A mi-chemin du clown et de Bibi Fricotin, la bouille ronde des enfants gourmands, les yeux ronds en quête d'émerveillement, le sourire permanent, la mèche folle et rebelle retombant sur le front, Jacky, l'éternel enfant qui refuse de grandir, le facétieux complice de Dorothée, va avoir quarante ans ou plutôt quatre fois dix ans, l'âge de son public. S'il cultive l'art d'être le grand frère des petits téléspectateurs, à la ville Jacky cultive l'art d'être père et défend des valeurs comme le travail, la famille...
« Vieillir, bien sûr que je vieillis ! Comme tout le monde ! Mais quelle importance ? Les années passent sur moi sans atteindre mon esprit ni mon cerveau. A soixante ans, je serai toujours pareil, prêt à faire n'importe quoi, le pitre, le rigolo, à amuser, à distraire, car telle est ma vocation. »
Jacky a pris le chemin du rire comme on entre en religion, avec foi et conviction. Son noviciat, il l'a passé devant les enfants.
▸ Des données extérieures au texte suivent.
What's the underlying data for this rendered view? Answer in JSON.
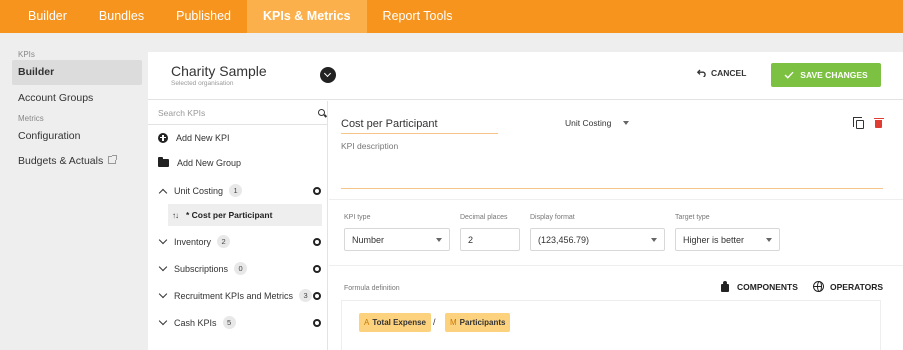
{
  "nav": {
    "items": [
      "Builder",
      "Bundles",
      "Published",
      "KPIs & Metrics",
      "Report Tools"
    ],
    "active_index": 3
  },
  "sidebar": {
    "section_kpis": "KPIs",
    "builder": "Builder",
    "account_groups": "Account Groups",
    "section_metrics": "Metrics",
    "configuration": "Configuration",
    "budgets_actuals": "Budgets & Actuals"
  },
  "header": {
    "org_name": "Charity Sample",
    "org_subtitle": "Selected organisation",
    "cancel_label": "CANCEL",
    "save_label": "SAVE CHANGES"
  },
  "kpi_list": {
    "search_placeholder": "Search KPIs",
    "add_kpi": "Add New KPI",
    "add_group": "Add New Group",
    "groups": [
      {
        "name": "Unit Costing",
        "count": "1",
        "expanded": true
      },
      {
        "name": "Inventory",
        "count": "2",
        "expanded": false
      },
      {
        "name": "Subscriptions",
        "count": "0",
        "expanded": false
      },
      {
        "name": "Recruitment KPIs and Metrics",
        "count": "3",
        "expanded": false
      },
      {
        "name": "Cash KPIs",
        "count": "5",
        "expanded": false
      }
    ],
    "selected_kpi": "* Cost per Participant"
  },
  "editor": {
    "kpi_name": "Cost per Participant",
    "group": "Unit Costing",
    "description_placeholder": "KPI description",
    "kpi_type_label": "KPI type",
    "kpi_type": "Number",
    "decimal_label": "Decimal places",
    "decimal_value": "2",
    "format_label": "Display format",
    "format_value": "(123,456.79)",
    "target_label": "Target type",
    "target_value": "Higher is better",
    "formula_label": "Formula definition",
    "components_label": "COMPONENTS",
    "operators_label": "OPERATORS",
    "formula": [
      {
        "tag": "A",
        "label": "Total Expense"
      },
      {
        "operator": "/"
      },
      {
        "tag": "M",
        "label": "Participants"
      }
    ]
  },
  "colors": {
    "nav_bg": "#f7941d",
    "nav_active": "#fbb04c",
    "save_green": "#7dc142",
    "token_bg": "#fdd27f",
    "delete_red": "#e03c31"
  }
}
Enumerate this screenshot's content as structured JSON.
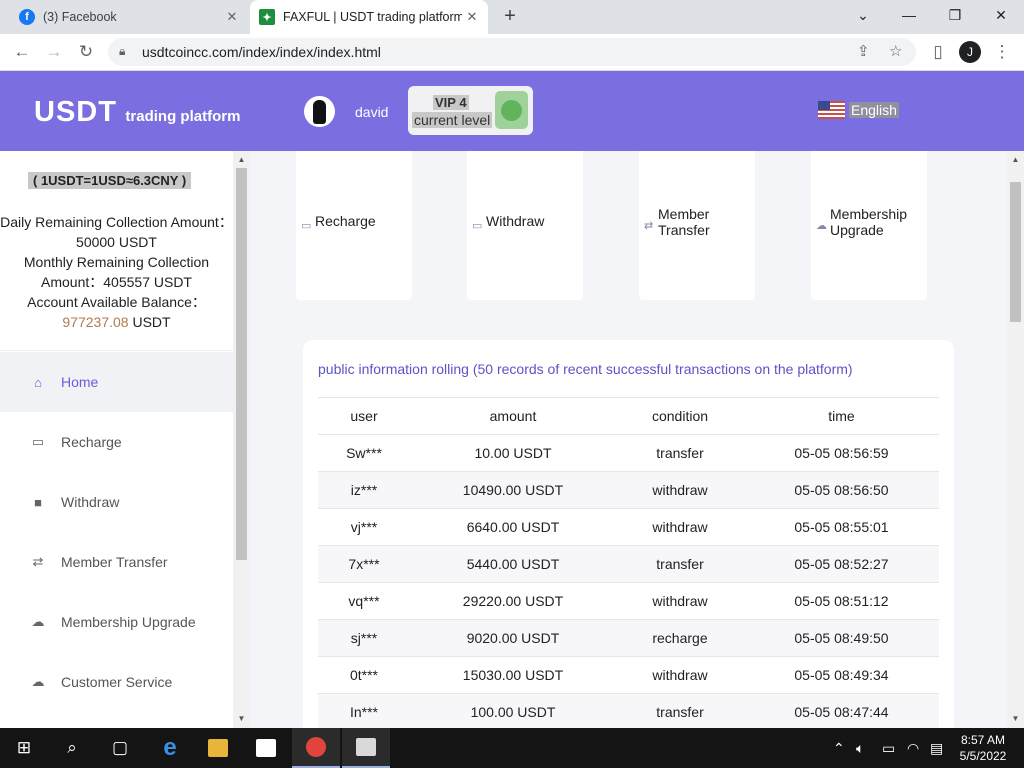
{
  "browser": {
    "tabs": [
      {
        "title": "(3) Facebook",
        "icon": "facebook-icon"
      },
      {
        "title": "FAXFUL | USDT trading platform",
        "icon": "site-favicon"
      }
    ],
    "url": "usdtcoincc.com/index/index/index.html",
    "profile_initial": "J"
  },
  "header": {
    "logo_main": "USDT",
    "logo_sub": "trading platform",
    "username": "david",
    "vip_level": "VIP 4",
    "vip_caption": "current level",
    "language": "English"
  },
  "sidebar": {
    "rate": "( 1USDT=1USD≈6.3CNY )",
    "daily_label": "Daily Remaining Collection Amount：",
    "daily_value": "50000 USDT",
    "monthly_label": "Monthly Remaining Collection Amount：",
    "monthly_value": "405557 USDT",
    "balance_label": "Account Available Balance：",
    "balance_value": "977237.08",
    "balance_unit": "USDT",
    "menu": [
      {
        "label": "Home",
        "icon": "home-icon",
        "active": true
      },
      {
        "label": "Recharge",
        "icon": "recharge-icon"
      },
      {
        "label": "Withdraw",
        "icon": "wallet-icon"
      },
      {
        "label": "Member Transfer",
        "icon": "transfer-icon"
      },
      {
        "label": "Membership Upgrade",
        "icon": "cloud-upgrade-icon"
      },
      {
        "label": "Customer Service",
        "icon": "cloud-service-icon"
      }
    ]
  },
  "quick_actions": [
    {
      "label": "Recharge",
      "icon": "recharge-icon"
    },
    {
      "label": "Withdraw",
      "icon": "withdraw-icon"
    },
    {
      "label": "Member Transfer",
      "icon": "transfer-icon"
    },
    {
      "label": "Membership Upgrade",
      "icon": "upgrade-icon"
    }
  ],
  "transactions": {
    "title": "public information rolling (50 records of recent successful transactions on the platform)",
    "headers": [
      "user",
      "amount",
      "condition",
      "time"
    ],
    "rows": [
      [
        "Sw***",
        "10.00 USDT",
        "transfer",
        "05-05 08:56:59"
      ],
      [
        "iz***",
        "10490.00 USDT",
        "withdraw",
        "05-05 08:56:50"
      ],
      [
        "vj***",
        "6640.00 USDT",
        "withdraw",
        "05-05 08:55:01"
      ],
      [
        "7x***",
        "5440.00 USDT",
        "transfer",
        "05-05 08:52:27"
      ],
      [
        "vq***",
        "29220.00 USDT",
        "withdraw",
        "05-05 08:51:12"
      ],
      [
        "sj***",
        "9020.00 USDT",
        "recharge",
        "05-05 08:49:50"
      ],
      [
        "0t***",
        "15030.00 USDT",
        "withdraw",
        "05-05 08:49:34"
      ],
      [
        "In***",
        "100.00 USDT",
        "transfer",
        "05-05 08:47:44"
      ]
    ]
  },
  "taskbar": {
    "time": "8:57 AM",
    "date": "5/5/2022"
  },
  "colors": {
    "header_bg": "#7b6ee0",
    "accent": "#6a5be0",
    "balance": "#b07a4d"
  }
}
Fasciné par eux et intimidé par les adultes, Jacky est un doux, un gentil et un tendre. « Les enfants sont vrais, naturels, sincères, redoutables parfois. Ils nous jugent vite et bien. Si l'on ne plaît plus, ils nous jettent comme ils le font avec leurs jouets. Lorsque j'ai devant moi des milliers d'yeux en attente de joie, de rires et de fous rires, je ne pense plus, je fonce, et à ces instants précis, j'ai le même âge qu'eux. » La récompense est toujours là : des grappes d'enfants s'accrochent à son cou, à ses jambes, ils le touchent, le chatouillent, l'agacent, l'énervent, comme s'il n'était pas réel. C'est un vrai personnage de BD sorti tout droit d'un univers qui n'est connu que d'eux. Car il faut bien avouer que les adultes ne le comprennent pas. Jacky ne dérange pas vraiment, même s'il fait un peu attardé », il amuse, étonne, surprend, bref il ne laisse pas indifférent.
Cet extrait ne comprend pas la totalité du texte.